Updated: May 23, 2019

In business, our goal is to generate significant revenue, enough to make a substantial impact. As your income grows, it’s crucial to manage your finances effectively. A key aspect of this is understanding the importance of separating your personal money from your business funds.


For sole proprietors like me, it can be tempting to mix personal and business finances, especially when seeing substantial income. While all business revenue technically belongs to you, it’s wise to separate your funds. To simplify this, consider having personal and business accounts at different banks. This practice helps you manage your finances better and ensures you have funds available for both personal and business needs.
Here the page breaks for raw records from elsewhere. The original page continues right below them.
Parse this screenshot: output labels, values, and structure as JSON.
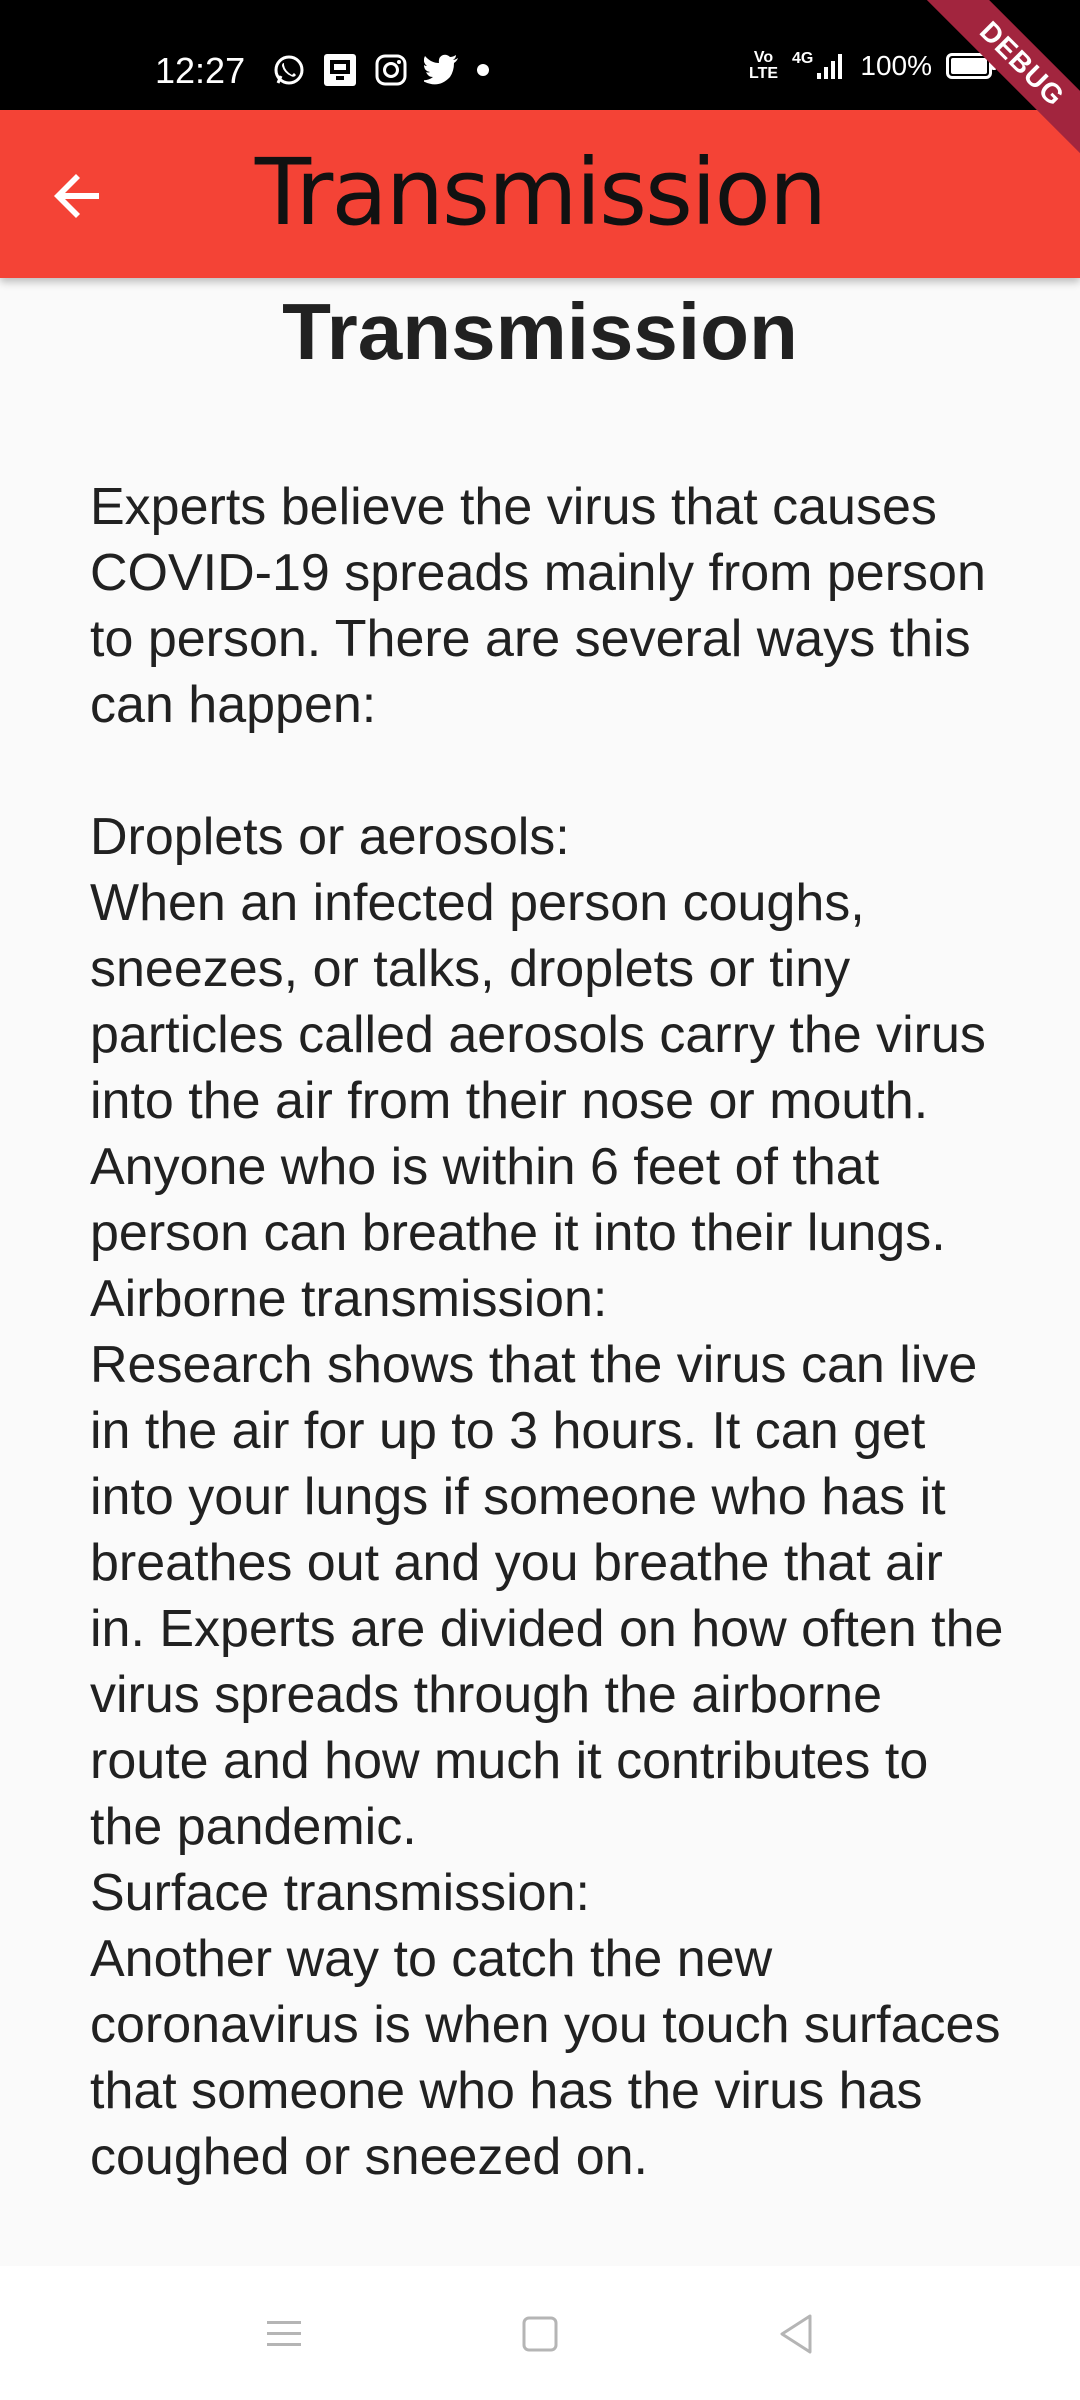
{
  "status_bar": {
    "time": "12:27",
    "notification_icons": [
      "whatsapp-icon",
      "message-icon",
      "instagram-icon",
      "twitter-icon",
      "dot-icon"
    ],
    "network_label_top": "Vo",
    "network_label_bottom": "LTE",
    "signal_label": "4G",
    "battery_percent": "100%"
  },
  "debug_banner": "DEBUG",
  "app_bar": {
    "title": "Transmission",
    "back_icon": "arrow-back-icon",
    "background": "#f44336"
  },
  "content": {
    "heading": "Transmission",
    "body": "Experts believe the virus that causes COVID-19 spreads mainly from person to person. There are several ways this can happen:\n\nDroplets or aerosols:\nWhen an infected person coughs, sneezes, or talks, droplets or tiny particles called aerosols carry the virus into the air from their nose or mouth. Anyone who is within 6 feet of that person can breathe it into their lungs.\nAirborne transmission:\nResearch shows that the virus can live in the air for up to 3 hours. It can get into your lungs if someone who has it breathes out and you breathe that air in. Experts are divided on how often the virus spreads through the airborne route and how much it contributes to the pandemic.\nSurface transmission:\nAnother way to catch the new coronavirus is when you touch surfaces that someone who has the virus has coughed or sneezed on."
  },
  "nav_bar": {
    "icons": [
      "menu-icon",
      "home-icon",
      "back-triangle-icon"
    ]
  }
}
I currently allocate 30% of my net profits as my personal draw, even though, as a sole proprietor, I’m not technically an employee. This amount is transferred to my personal account monthly, where I cover my personal expenses and enjoy some leisure activities. The remaining 70% stays in the business account, supporting operating costs, advertising, equipment, and other business expenses. While it’s possible to take a larger share, maintaining a balance helps the business grow and ensures long-term success.


Additionally, keeping your equipment in good condition is crucial for managing costs and boosting profits. Initially, expenses like string trimmer lines, blades, and other supplies might seem minor, but they can add up. By reviewing your financials and conducting routine maintenance on equipment and vehicles, you can significantly reduce costs. Learning basic maintenance tasks yourself can also lead to substantial savings.


In summary, monitor your finances carefully, keep personal and business funds separate, and perform basic equipment maintenance. These practices will help you manage your money effectively and support the growth of your business.